Data Quality

The popularity and growth of the World Wide Web have dramatically increased the number of information sources available for use and thus the opportunity for important new information-intensive applications such as massive data warehouses, integrated supply chain management, global risk management, and in-transit visibility. Unfortunately, in order for this opportunity to be realized, we must overcome significant challenges with regard to data extraction and data interpretation.
The data extraction problem refers to the difficulty in extracting, easily and automatically, very specific data elements from Web sites for use by operational systems. New technologies, such as XML and Web Querying/Wrapping, offer possible solutions to this problem. The data interpretation problem refers to the existence of heterogeneous contexts, whereby each source of information and potential receiver of that information may operate with a different context, leading to large-scale semantic heterogeneity.
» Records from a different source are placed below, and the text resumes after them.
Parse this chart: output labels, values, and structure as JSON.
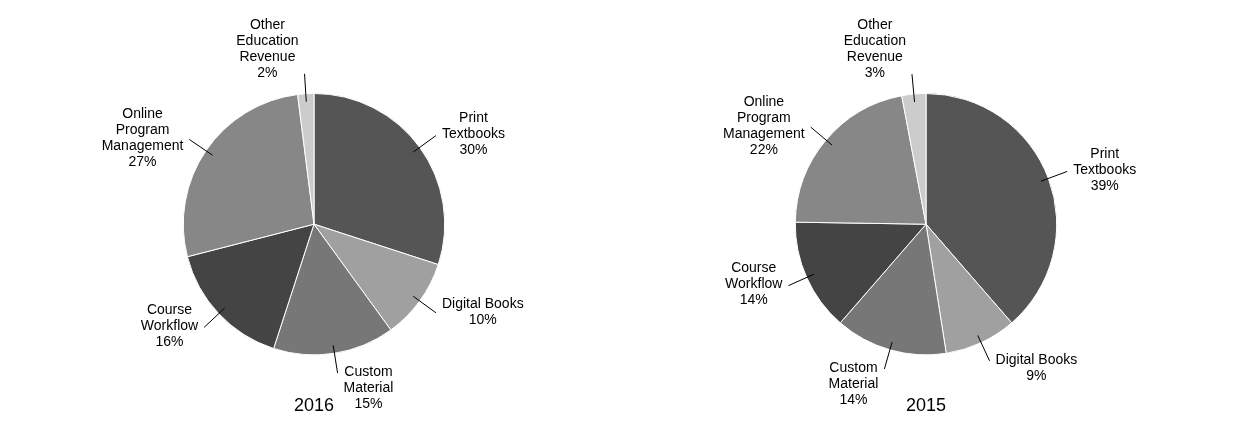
{
  "chart_data": [
    {
      "type": "pie",
      "title": "2016",
      "categories": [
        "Print Textbooks",
        "Digital Books",
        "Custom Material",
        "Course Workflow",
        "Online Program Management",
        "Other Education Revenue"
      ],
      "values": [
        30,
        10,
        15,
        16,
        27,
        2
      ],
      "value_labels": [
        "30%",
        "10%",
        "15%",
        "16%",
        "27%",
        "2%"
      ],
      "colors": [
        "#555555",
        "#a0a0a0",
        "#777777",
        "#444444",
        "#878787",
        "#cccccc"
      ],
      "legend": false
    },
    {
      "type": "pie",
      "title": "2015",
      "categories": [
        "Print Textbooks",
        "Digital Books",
        "Custom Material",
        "Course Workflow",
        "Online Program Management",
        "Other Education Revenue"
      ],
      "values": [
        39,
        9,
        14,
        14,
        22,
        3
      ],
      "value_labels": [
        "39%",
        "9%",
        "14%",
        "14%",
        "22%",
        "3%"
      ],
      "colors": [
        "#555555",
        "#a0a0a0",
        "#777777",
        "#444444",
        "#878787",
        "#cccccc"
      ],
      "legend": false
    }
  ]
}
As can be readily seen, the data extraction and data interpretation problems are akin to the accessibility and interpretability data quality dimensions, respectively. In this chapter, examples of important context challenges will be presented and the critical role of metadata, in the form of context knowledge, will be discussed.
[7] 1999 IEEE. Reprinted from the Proceedings of 1999 IEEE Meta-Data Conference, Stuart Madnick, "Metadata Jones and the Tower of Babel: The Challenge of Large-Scale Semantic Heterogeneity."
A context is the collection of implicit assumptions about the context definition (i.e., meaning) and context characteristics (i.e., quality) of the information.